Present Friday Presentation · 5 Minutes

Presentations are on Friday, May 15. Each pair has exactly 5 minutes. You'll open your HTML file in the browser and walk the class through your data story. You are not summarizing your process — you are making an argument about what your data shows.

💭 Before you present: Your presentation needs to demonstrate thinking that is yours, not the AI's. Be ready to explain — without hesitation — why you made the choices you did. Expect questions about any of it.

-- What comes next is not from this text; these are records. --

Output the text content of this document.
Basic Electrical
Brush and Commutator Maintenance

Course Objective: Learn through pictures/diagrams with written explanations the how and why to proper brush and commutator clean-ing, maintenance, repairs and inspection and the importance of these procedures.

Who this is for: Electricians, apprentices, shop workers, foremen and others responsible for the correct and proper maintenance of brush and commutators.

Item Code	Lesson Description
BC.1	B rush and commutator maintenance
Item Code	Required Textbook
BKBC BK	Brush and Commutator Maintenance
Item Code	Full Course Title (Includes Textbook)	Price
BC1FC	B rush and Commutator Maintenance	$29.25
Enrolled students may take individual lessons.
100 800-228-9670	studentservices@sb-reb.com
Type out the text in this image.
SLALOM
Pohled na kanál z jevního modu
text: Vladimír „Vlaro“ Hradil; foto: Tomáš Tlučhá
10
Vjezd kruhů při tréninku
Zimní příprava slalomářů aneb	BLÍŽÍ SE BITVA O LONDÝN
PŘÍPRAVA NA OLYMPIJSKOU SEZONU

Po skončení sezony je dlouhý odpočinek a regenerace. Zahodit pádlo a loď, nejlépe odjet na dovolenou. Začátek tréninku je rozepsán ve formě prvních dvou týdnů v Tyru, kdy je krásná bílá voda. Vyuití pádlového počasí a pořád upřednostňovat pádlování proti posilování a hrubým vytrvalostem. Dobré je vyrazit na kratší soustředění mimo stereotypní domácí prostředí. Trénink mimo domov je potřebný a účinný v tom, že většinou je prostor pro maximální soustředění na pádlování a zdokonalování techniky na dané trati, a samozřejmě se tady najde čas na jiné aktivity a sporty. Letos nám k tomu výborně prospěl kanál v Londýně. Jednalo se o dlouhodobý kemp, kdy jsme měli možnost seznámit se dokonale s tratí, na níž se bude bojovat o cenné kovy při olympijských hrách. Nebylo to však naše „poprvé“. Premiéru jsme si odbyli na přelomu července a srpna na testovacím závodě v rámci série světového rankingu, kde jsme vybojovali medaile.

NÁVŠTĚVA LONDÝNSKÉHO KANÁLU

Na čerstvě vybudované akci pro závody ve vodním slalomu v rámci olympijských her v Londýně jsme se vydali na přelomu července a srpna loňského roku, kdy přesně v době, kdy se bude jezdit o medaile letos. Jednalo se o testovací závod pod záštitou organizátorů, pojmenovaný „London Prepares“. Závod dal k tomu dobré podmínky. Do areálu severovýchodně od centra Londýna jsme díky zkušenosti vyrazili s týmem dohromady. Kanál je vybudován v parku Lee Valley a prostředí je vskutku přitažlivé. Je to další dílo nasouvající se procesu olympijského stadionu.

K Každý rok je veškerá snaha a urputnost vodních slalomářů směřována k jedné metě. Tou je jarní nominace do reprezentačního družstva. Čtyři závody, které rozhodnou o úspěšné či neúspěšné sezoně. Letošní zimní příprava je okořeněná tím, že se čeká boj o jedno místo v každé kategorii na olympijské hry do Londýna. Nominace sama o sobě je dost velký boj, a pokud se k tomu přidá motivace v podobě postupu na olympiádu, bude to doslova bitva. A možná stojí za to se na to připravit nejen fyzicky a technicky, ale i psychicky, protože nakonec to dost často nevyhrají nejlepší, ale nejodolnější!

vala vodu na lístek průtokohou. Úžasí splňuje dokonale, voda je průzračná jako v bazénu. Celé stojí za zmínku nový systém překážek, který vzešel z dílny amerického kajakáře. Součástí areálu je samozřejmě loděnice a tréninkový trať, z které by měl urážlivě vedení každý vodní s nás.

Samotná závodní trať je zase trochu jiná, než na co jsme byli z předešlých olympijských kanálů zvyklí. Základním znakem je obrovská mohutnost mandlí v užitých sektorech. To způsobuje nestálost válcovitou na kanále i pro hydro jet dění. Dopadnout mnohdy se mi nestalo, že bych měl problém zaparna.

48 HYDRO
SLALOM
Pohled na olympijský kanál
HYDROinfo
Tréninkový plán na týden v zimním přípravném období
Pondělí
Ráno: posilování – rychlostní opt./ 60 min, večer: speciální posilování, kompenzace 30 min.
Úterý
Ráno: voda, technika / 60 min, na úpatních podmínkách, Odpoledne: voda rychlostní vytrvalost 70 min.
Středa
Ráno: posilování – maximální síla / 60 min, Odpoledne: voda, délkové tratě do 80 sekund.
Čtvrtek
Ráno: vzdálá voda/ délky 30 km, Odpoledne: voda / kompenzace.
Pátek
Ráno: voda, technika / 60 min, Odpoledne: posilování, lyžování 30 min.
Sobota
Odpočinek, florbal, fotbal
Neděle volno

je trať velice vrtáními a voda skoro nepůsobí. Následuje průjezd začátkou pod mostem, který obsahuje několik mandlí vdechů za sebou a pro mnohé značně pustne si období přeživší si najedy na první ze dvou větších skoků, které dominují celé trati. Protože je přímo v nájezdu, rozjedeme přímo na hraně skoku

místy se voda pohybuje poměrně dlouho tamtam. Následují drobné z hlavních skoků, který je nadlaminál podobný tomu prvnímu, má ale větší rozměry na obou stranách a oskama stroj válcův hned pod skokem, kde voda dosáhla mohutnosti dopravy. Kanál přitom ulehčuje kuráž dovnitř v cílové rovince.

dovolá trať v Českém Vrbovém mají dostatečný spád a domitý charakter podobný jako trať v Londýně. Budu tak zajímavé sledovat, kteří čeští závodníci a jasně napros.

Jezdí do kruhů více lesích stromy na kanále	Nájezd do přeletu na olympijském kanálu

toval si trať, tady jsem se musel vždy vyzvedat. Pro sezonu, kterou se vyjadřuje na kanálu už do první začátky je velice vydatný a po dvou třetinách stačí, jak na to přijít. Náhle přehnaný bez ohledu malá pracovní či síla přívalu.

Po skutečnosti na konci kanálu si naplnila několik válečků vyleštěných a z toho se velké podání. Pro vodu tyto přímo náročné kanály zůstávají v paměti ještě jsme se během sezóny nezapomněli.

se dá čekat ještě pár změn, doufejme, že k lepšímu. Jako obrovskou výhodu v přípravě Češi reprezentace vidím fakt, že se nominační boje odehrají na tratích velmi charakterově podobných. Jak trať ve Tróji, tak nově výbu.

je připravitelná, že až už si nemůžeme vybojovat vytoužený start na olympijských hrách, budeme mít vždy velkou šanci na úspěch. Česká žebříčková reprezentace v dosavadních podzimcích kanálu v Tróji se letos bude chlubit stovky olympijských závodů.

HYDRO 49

Your 5 Minutes Should Cover

  • The dataset: Who are the individuals? What is the population? Is this a sample or a census?
  • Your question: The specific statistical question you wrote down in Phase 1. Say it out loud.
  • The baseline chart: Walk us through it the way you would on a free-response — shape, center, spread, or association. What does the standard view show?
  • The interactive layer: Demo it live. Then explain: Why did you add this feature? What does it reveal that the static chart couldn't?
  • Your inference: Run one significance test or construct one confidence interval that directly addresses your question from Phase 1. State your inference methods and hypotheses (if applicable), check conditions briefly, report your result, and interpret it in context. You may embed the result in your visualization, but it must be addressed in your presentation.
  • Your finding: What is the one thing you want us to walk away knowing? Connect the visual and the inference.

How You'll Be Assessed

What We're Looking For What It Means Pts
Statistical accuracy Chart type matches data type; labels and scales are correct; sample/population distinction is stated clearly 2
Interactive layer + decision Goes meaningfully beyond a paper chart; you can explain why you added it and what it reveals 3
Inference Correct procedure chosen; conditions addressed; result interpreted in context of your question 3
Data story + finding Visual and inference connect to a clear, specific claim about your data 1
Polish Fonts are readable, axis labels are clear and correctly sized, titles are accurate, no typographical errors — the visualization looks finished 1
Presentation 5-minute limit respected; both partners speak; demo is live and working 1
Chat transcripts All transcripts submitted; they show you directing the AI — proposing ideas, making decisions, and pushing back — not just accepting the first output 1
📌 Your finished file will be hosted in the class gallery at mathclass.today — no laptop needed on Friday.